NWC News Desk

Celebrated Middle Eastern musician featured in Tuesday, Sept. 27, concert

Posted September 12, 2016
By NWC News Desk

POWELL, Wyoming — From New York City, one of this country’s most celebrated Middle Eastern musicians, will perform in concert Tuesday, Sept. 27, in the Nelson Performing Arts Center Auditorium at Northwest College.

The 7 p.m. program features ancient Sufi love songs to bridge the divide across cultures and religions. It showcases the talents of Amir Vahab and his ensemble in a performance that wouldn’t have been allowed in Vahab’s Iranian homeland for many years after the 1979 revolution when all music was banned.

Vahab left his native Tehran three years before the revolution to travel Europe and earned a degree in linguistics at the University of Paris before moving to New York City in 1981.

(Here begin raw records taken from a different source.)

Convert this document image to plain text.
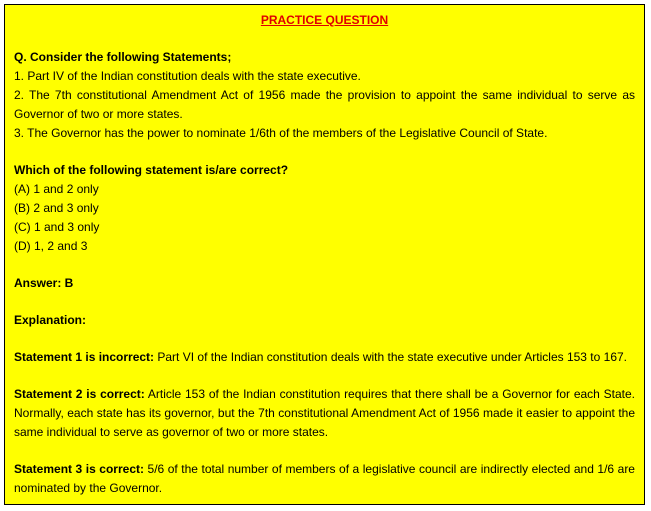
PRACTICE QUESTION

Q. Consider the following Statements;

1. Part IV of the Indian constitution deals with the state executive.

2. The 7th constitutional Amendment Act of 1956 made the provision to appoint the same individual to serve as Governor of two or more states.

3. The Governor has the power to nominate 1/6th of the members of the Legislative Council of State.

Which of the following statement is/are correct?

(A) 1 and 2 only

(B) 2 and 3 only

(C) 1 and 3 only

(D) 1, 2 and 3

Answer: B

Explanation:

Statement 1 is incorrect: Part VI of the Indian constitution deals with the state executive under Articles 153 to 167.

Statement 2 is correct: Article 153 of the Indian constitution requires that there shall be a Governor for each State. Normally, each state has its governor, but the 7th constitutional Amendment Act of 1956 made it easier to appoint the same individual to serve as governor of two or more states.

Statement 3 is correct: 5/6 of the total number of members of a legislative council are indirectly elected and 1/6 are nominated by the Governor.
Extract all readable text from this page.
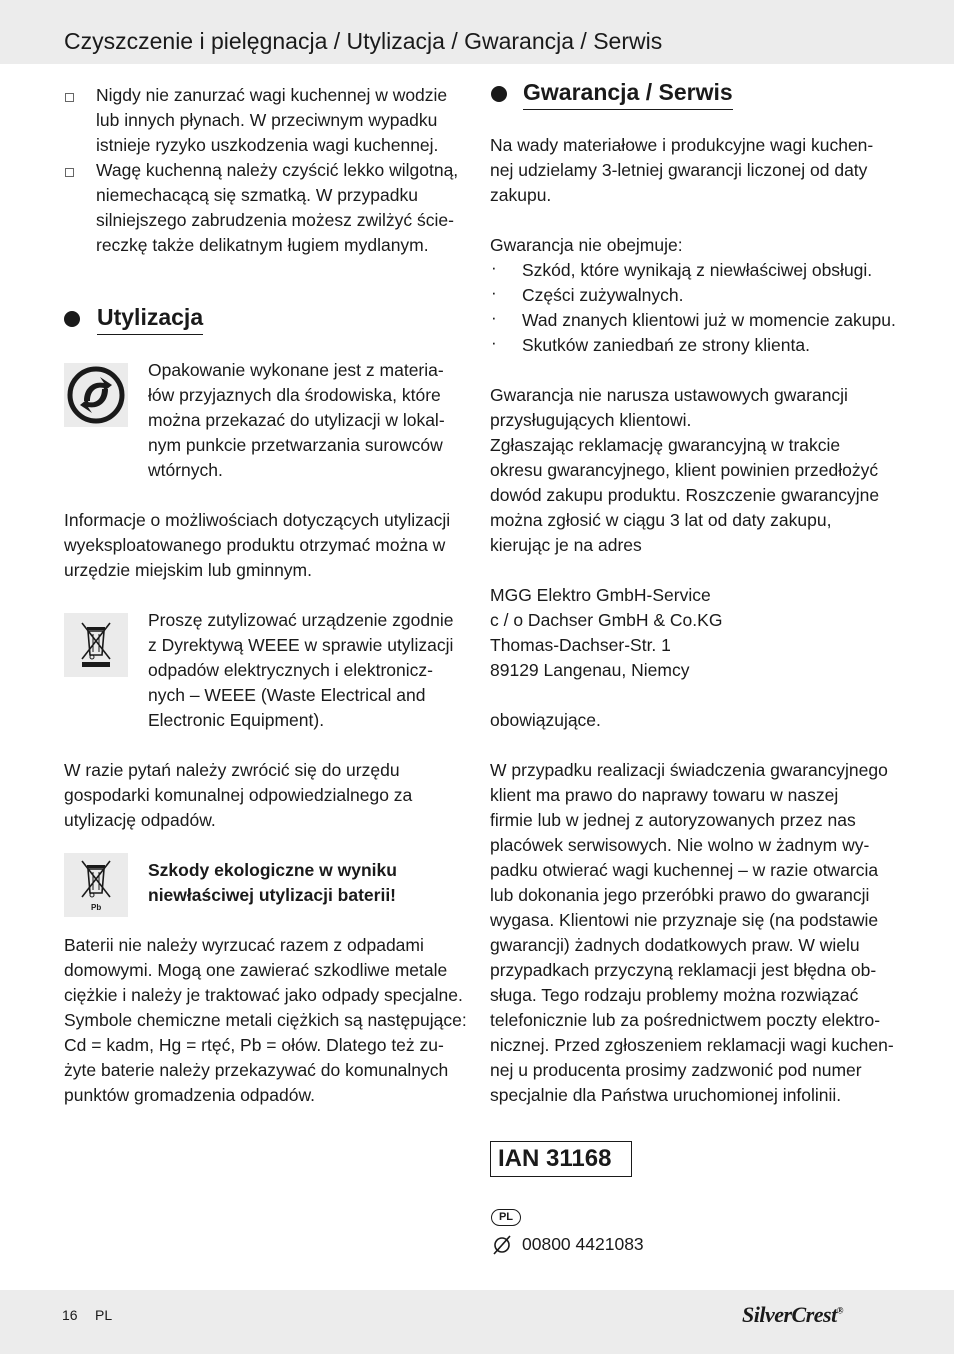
Czyszczenie i pielęgnacja / Utylizacja / Gwarancja / Serwis
Nigdy nie zanurzać wagi kuchennej w wodzie
lub innych płynach. W przeciwnym wypadku
istnieje ryzyko uszkodzenia wagi kuchennej.
Wagę kuchenną należy czyścić lekko wilgotną,
niemechacącą się szmatką. W przypadku
silniejszego zabrudzenia możesz zwilżyć ście-
reczkę także delikatnym ługiem mydlanym.
Utylizacja
Opakowanie wykonane jest z materia-
łów przyjaznych dla środowiska, które
można przekazać do utylizacji w lokal-
nym punkcie przetwarzania surowców
wtórnych.
Informacje o możliwościach dotyczących utylizacji
wyeksploatowanego produktu otrzymać można w
urzędzie miejskim lub gminnym.
Proszę zutylizować urządzenie zgodnie
z Dyrektywą WEEE w sprawie utylizacji
odpadów elektrycznych i elektronicz-
nych – WEEE (Waste Electrical and
Electronic Equipment).
W razie pytań należy zwrócić się do urzędu
gospodarki komunalnej odpowiedzialnego za
utylizację odpadów.
Pb
Szkody ekologiczne w wyniku
niewłaściwej utylizacji baterii!
Baterii nie należy wyrzucać razem z odpadami
domowymi. Mogą one zawierać szkodliwe metale
ciężkie i należy je traktować jako odpady specjalne.
Symbole chemiczne metali ciężkich są następujące:
Cd = kadm, Hg = rtęć, Pb = ołów. Dlatego też zu-
żyte baterie należy przekazywać do komunalnych
punktów gromadzenia odpadów.
Gwarancja / Serwis
Na wady materiałowe i produkcyjne wagi kuchen-
nej udzielamy 3-letniej gwarancji liczonej od daty
zakupu.
Gwarancja nie obejmuje:
· Szkód, które wynikają z niewłaściwej obsługi.
· Części zużywalnych.
· Wad znanych klientowi już w momencie zakupu.
· Skutków zaniedbań ze strony klienta.
Gwarancja nie narusza ustawowych gwarancji
przysługujących klientowi.
Zgłaszając reklamację gwarancyjną w trakcie
okresu gwarancyjnego, klient powinien przedłożyć
dowód zakupu produktu. Roszczenie gwarancyjne
można zgłosić w ciągu 3 lat od daty zakupu,
kierując je na adres
MGG Elektro GmbH-Service
c / o Dachser GmbH & Co.KG
Thomas-Dachser-Str. 1
89129 Langenau, Niemcy
obowiązujące.
W przypadku realizacji świadczenia gwarancyjnego
klient ma prawo do naprawy towaru w naszej
firmie lub w jednej z autoryzowanych przez nas
placówek serwisowych. Nie wolno w żadnym wy-
padku otwierać wagi kuchennej – w razie otwarcia
lub dokonania jego przeróbki prawo do gwarancji
wygasa. Klientowi nie przyznaje się (na podstawie
gwarancji) żadnych dodatkowych praw. W wielu
przypadkach przyczyną reklamacji jest błędna ob-
sługa. Tego rodzaju problemy można rozwiązać
telefonicznie lub za pośrednictwem poczty elektro-
nicznej. Przed zgłoszeniem reklamacji wagi kuchen-
nej u producenta prosimy zadzwonić pod numer
specjalnie dla Państwa uruchomionej infolinii.
IAN 31168
PL
00800 4421083
16 PL	SilverCrest®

The New York Times described him as an “ambassador for a silenced music” in its 2003 story about Vahab’s one-man mission to keep Persian music alive.

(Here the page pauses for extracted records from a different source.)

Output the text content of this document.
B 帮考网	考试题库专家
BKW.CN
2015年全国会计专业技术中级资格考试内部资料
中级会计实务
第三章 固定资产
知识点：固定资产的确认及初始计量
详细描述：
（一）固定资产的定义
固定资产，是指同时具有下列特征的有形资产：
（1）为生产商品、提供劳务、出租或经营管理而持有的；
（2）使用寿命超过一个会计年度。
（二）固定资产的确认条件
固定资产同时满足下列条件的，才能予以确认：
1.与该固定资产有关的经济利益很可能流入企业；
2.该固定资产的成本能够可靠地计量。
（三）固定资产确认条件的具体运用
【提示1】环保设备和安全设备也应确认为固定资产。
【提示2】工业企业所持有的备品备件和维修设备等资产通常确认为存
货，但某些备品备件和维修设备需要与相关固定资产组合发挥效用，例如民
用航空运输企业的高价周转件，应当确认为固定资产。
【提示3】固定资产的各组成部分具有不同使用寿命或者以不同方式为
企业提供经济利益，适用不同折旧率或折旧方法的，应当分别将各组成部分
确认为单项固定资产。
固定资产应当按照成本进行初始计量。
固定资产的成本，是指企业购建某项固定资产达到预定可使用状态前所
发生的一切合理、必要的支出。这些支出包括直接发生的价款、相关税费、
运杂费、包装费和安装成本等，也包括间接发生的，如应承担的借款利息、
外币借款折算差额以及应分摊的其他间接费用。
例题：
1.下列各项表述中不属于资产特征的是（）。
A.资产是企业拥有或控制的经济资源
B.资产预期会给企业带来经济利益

A regular lecturer at Columbia University and New York University, he has performed at Lincoln Center, the Metropolitan Museum of Art, the United Nations and the Smithsonian Institution in Washington. With multiple albums to his credit, he’s composed and performed music for Iranian film and theatrical performances since 1990 and performed on Iranian television in the United States.

Vahab draws from the poetry of medieval Sufi masters Rumi, Hafez, Yunus and Baba Taher to inspire this concert, which he titles “Sufi Songs of Love.”

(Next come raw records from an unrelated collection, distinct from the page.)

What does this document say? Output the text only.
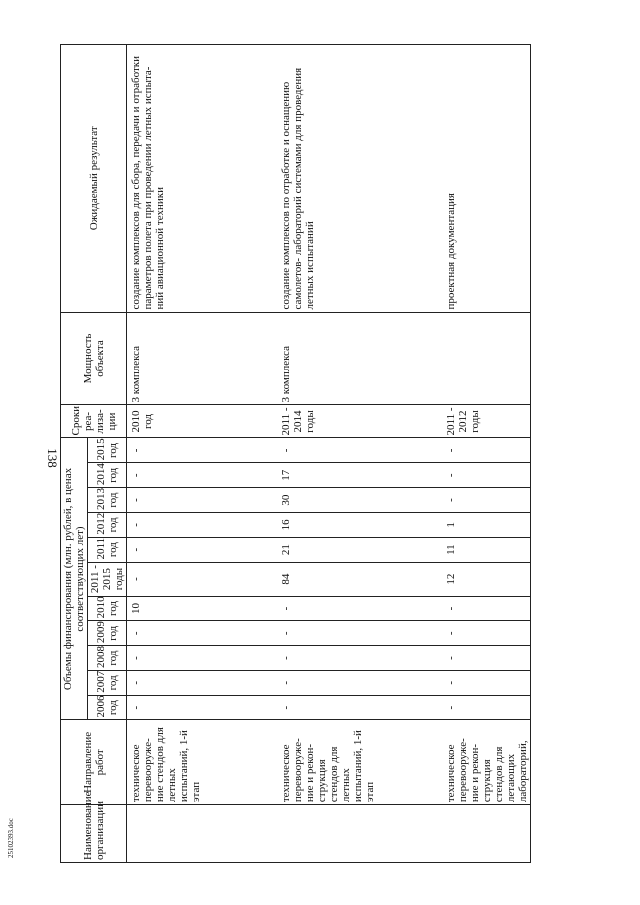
138
25102393.doc	Наименование организации	Направление работ	Объемы финансирования (млн. рублей, в ценах соответствующих лет)											Сроки реа- лиза- ции	Мощность объекта	Ожидаемый результат
		2006 год	2007 год	2008 год	2009 год	2010 год	2011 - 2015 годы	2011 год	2012 год	2013 год	2014 год	2015 год			

	техническое перевооруже- ние стендов для летных испытаний, 1-й этап	-	-	-	-	10	-	-	-	-	-	-	2010 год	3 комплекса	создание комплексов для сбора, передачи и отработки параметров полета при проведении летных испыта- ний авиационной техники
	техническое перевооруже- ние и рекон- струкция стендов для летных испытаний, 1-й этап	-	-	-	-	-	84	21	16	30	17	-	2011 - 2014 годы	3 комплекса	создание комплексов по отработке и оснащению самолетов- лабораторий системами для проведения летных испытаний
	техническое перевооруже- ние и рекон- струкция стендов для летающих лабораторий,	-	-	-	-	-	12	11	1	-	-	-	2011 - 2012 годы		проектная документация
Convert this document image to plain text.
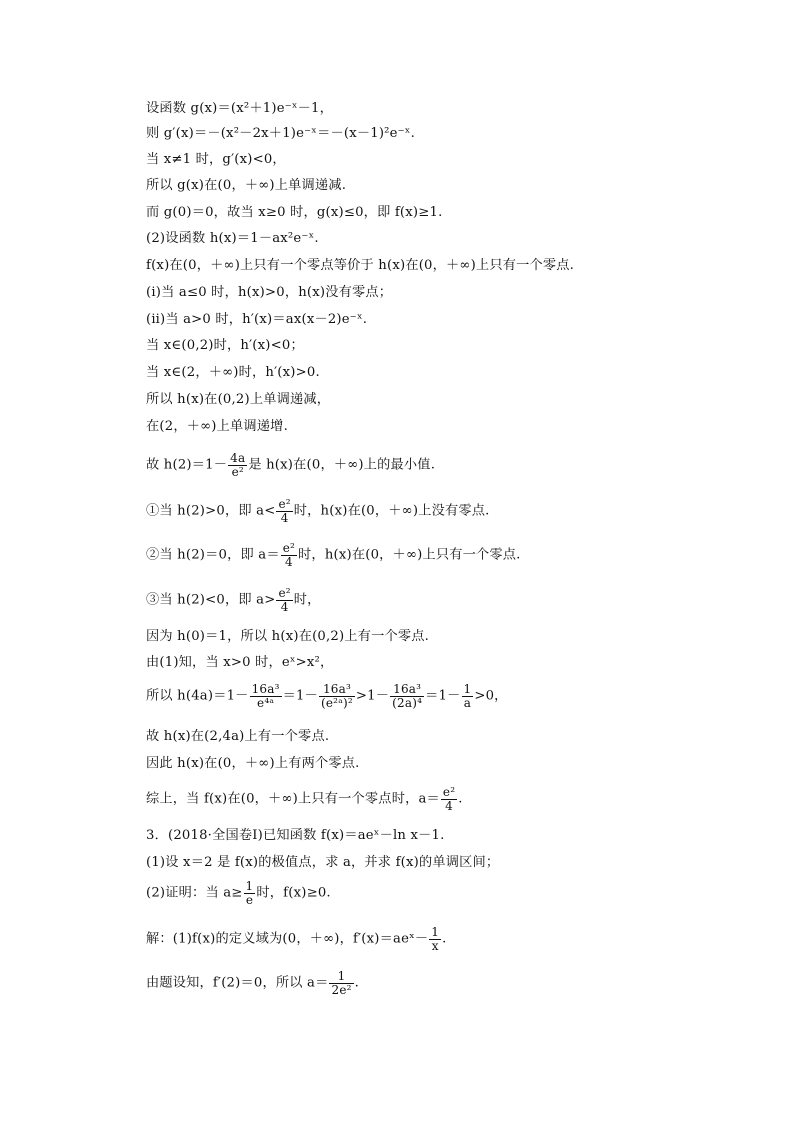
设函数 g(x)＝(x²＋1)e⁻ˣ－1，
则 g′(x)＝－(x²－2x＋1)e⁻ˣ＝－(x－1)²e⁻ˣ.
当 x≠1 时，g′(x)<0，
所以 g(x)在(0，＋∞)上单调递减.
而 g(0)＝0，故当 x≥0 时，g(x)≤0，即 f(x)≥1.
(2)设函数 h(x)＝1－ax²e⁻ˣ.
f(x)在(0，＋∞)上只有一个零点等价于 h(x)在(0，＋∞)上只有一个零点.
(ⅰ)当 a≤0 时，h(x)>0，h(x)没有零点；
(ⅱ)当 a>0 时，h′(x)＝ax(x－2)e⁻ˣ.
当 x∈(0,2)时，h′(x)<0；
当 x∈(2，＋∞)时，h′(x)>0.
所以 h(x)在(0,2)上单调递减，
在(2，＋∞)上单调递增.
故 $h(2)=1- \frac{4a}{\text{e²}}$ 是 h(x)在(0，＋∞)上的最小值.
①当 h(2)>0，即 $a< \frac{\text{e²}}{4}$ 时，h(x)在(0，＋∞)上没有零点.
②当 h(2)＝0，即 $a= \frac{\text{e²}}{4}$ 时，h(x)在(0，＋∞)上只有一个零点.
③当 h(2)<0，即 $a> \frac{\text{e²}}{4}$ 时，
因为 h(0)＝1，所以 h(x)在(0,2)上有一个零点.
由(1)知，当 x>0 时，eˣ>x²，
所以 $h(4a)=1- \frac{\text{16a³}}{\text{e⁴ᵃ}} =1- \frac{\text{16a³}}{\text{(e²ᵃ)²}} >1- \frac{\text{16a³}}{\text{(2a)⁴}} =1- \frac{1}{a} >0$，
故 h(x)在(2,4a)上有一个零点.
因此 h(x)在(0，＋∞)上有两个零点.
综上，当 f(x)在(0，＋∞)上只有一个零点时，$a= \frac{\text{e²}}{4}$ .
3．(2018·全国卷Ⅰ)已知函数 f(x)＝aeˣ－ln x－1.
(1)设 x＝2 是 f(x)的极值点，求 a，并求 f(x)的单调区间；
(2)证明：当 $a\ge \frac{1}{e}$ 时，f(x)≥0.
解：(1)f(x)的定义域为(0，＋∞)，f′(x)＝aeˣ－ $\frac{1}{x}$ .
由题设知，f′(2)＝0，所以 $a= \frac{1}{\text{2e²}}$ .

Sufi is recognized as the mystical dimension of Islam. Vahab and his ensemble interpret this belief system through lively folk and traditional music featuring the ethereal-sounding ney (reed flute), tar (mood-setting stringed instrument), oud (short-neck lute), tambour (ancient sacred lute) saz (seven-stringed long-necked lute) dat (large-frame drum), and tomb (Persian goblet drum) and a drumming performance.

Sufi music is often associated with the whirling dervish dance where believers whirl in ecstasy, losing themselves in graceful spinning as they seek to connect to the divine source through trance dance. 

This concert is one of the final events held in conjunction with “The Bridge” art exhibit on display through Friday, Sept. 30, in Northwest College’s SinClair Gallery. The traveling collection features contemporary works by premier artists from 15 countries in a focused effort to build bridges through the arts between the creeds and cultures of the Middle East and West.

Admission to the concert and all the events associated with “The Bridge” exhibit is free.